I have tried the maintenance settings on the printer to do a nozzle check, cleaning, and deep cleaning and all fail to solve the issue.

To give an idea of what I mean by the issue I printed off a test page that should look like this:
http://www.inkguides.com/images/test-page-printing/print-test-page-black.gif

and scanned the printed page to show the difference
http://i56.tinypic.com/28he90g.png

The lines that are lighter are the faded ones.

I also did a test sheet of just text 
http://i54.tinypic.com/n3ojs2.png

If I print anything in any color it comes out clear and perfect.

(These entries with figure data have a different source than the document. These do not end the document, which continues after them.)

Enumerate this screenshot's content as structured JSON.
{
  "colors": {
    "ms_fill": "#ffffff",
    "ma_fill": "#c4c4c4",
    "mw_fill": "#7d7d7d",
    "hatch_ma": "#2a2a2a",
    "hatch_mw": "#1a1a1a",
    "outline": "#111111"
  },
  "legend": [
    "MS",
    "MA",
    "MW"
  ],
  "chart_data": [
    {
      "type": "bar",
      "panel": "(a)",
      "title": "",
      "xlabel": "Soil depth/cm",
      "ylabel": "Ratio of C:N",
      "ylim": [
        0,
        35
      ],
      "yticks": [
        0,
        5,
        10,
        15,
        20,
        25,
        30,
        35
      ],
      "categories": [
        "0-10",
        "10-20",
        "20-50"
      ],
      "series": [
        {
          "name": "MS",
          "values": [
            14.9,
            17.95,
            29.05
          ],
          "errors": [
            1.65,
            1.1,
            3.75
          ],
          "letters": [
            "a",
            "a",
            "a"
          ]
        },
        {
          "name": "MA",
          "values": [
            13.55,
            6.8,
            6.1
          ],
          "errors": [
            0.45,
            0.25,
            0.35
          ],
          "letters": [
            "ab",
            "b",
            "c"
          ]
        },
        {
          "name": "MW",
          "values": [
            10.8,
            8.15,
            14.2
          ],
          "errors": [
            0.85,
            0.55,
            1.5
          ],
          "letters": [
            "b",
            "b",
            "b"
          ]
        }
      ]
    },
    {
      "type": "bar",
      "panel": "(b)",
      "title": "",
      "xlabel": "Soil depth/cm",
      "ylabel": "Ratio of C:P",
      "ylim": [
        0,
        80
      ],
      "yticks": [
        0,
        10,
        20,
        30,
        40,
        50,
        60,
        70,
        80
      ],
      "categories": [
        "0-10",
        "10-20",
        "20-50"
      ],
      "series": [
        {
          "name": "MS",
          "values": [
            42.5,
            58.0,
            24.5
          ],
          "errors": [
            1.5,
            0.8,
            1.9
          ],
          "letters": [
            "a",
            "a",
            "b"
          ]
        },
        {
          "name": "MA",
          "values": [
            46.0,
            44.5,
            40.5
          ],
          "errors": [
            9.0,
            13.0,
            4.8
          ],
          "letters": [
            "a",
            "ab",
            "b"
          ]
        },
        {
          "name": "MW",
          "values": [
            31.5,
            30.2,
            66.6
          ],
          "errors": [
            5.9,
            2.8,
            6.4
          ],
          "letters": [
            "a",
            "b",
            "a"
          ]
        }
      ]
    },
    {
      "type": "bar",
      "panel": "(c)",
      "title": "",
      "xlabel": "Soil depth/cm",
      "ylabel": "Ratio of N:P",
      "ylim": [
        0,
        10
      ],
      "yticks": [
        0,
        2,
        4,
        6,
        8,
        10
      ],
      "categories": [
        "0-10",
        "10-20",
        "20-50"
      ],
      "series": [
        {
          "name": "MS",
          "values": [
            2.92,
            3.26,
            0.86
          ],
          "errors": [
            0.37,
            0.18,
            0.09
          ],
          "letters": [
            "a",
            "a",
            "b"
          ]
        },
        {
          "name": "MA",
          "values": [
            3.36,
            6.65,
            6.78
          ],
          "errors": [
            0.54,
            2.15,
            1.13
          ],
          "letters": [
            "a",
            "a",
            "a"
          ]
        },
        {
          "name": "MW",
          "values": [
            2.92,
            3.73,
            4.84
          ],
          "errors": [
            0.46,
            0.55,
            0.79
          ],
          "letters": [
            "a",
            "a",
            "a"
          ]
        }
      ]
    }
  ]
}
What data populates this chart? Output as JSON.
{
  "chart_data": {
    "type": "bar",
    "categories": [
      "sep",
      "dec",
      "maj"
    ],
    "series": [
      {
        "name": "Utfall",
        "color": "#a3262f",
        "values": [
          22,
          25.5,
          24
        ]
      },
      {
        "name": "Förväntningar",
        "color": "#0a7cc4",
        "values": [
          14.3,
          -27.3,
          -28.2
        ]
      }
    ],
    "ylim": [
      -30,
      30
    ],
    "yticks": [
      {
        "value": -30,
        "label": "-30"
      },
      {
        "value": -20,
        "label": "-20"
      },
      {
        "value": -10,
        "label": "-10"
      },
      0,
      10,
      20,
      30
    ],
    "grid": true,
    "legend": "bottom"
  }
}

Everything else about the printer works great and all around its a great printer so I rather not have to buy a new printer just because of this problem.

Please help!


----------



## johnb35

Take the cartridge out and wipe off the excess ink.  I had to the same thing to one of my clients printers just the other day.  Also, look on each side of the printer track where it stops to see if there is a small catcher for dripping ink, usually on the left side when you open the cover.  If its getting full then its screwing up the printing. On the right side is usually just a sponge that catches the drippings.  May need to take it in and have it cleaned out.


----------



## wab11287

I took a look at the cartridge and it seems ok. I cleaned it up a little and put it back in. I also looked for drip catcher and I couldnt see anything really on the left but on the right there seems to be a lot of ink build up and a little possible dust or dirt particles. To clean the sponge is that something I need to take to a company or is it something I can personally do at home? If so what would the steps to take.

Thanks


----------



## johnb35

I haven't done it personally, but if you do try it, be very careful as it you could make a mess inside the printer if the ink starts dripping all over.  You might want to get an estimate on how much it would cost first before taking it in to someone.


----------



## wab11287

Sorry to ask so many questions but where would be a good place to get an estimate?


----------



## johnb35

Ask around where you live on who works on printers.  Not sure how much you paid for the printer but if the cost to fix it is near the price of a new printer, just look for a new printer then.  Thinking it would be under $100 hopefully.


----------



## wab11287

Ok thanks for all the help. I will see what I can find out from a local shop.


----------



## cramp1

that model,It is a good brand right?please help me to find one if not
thanks in advance


----------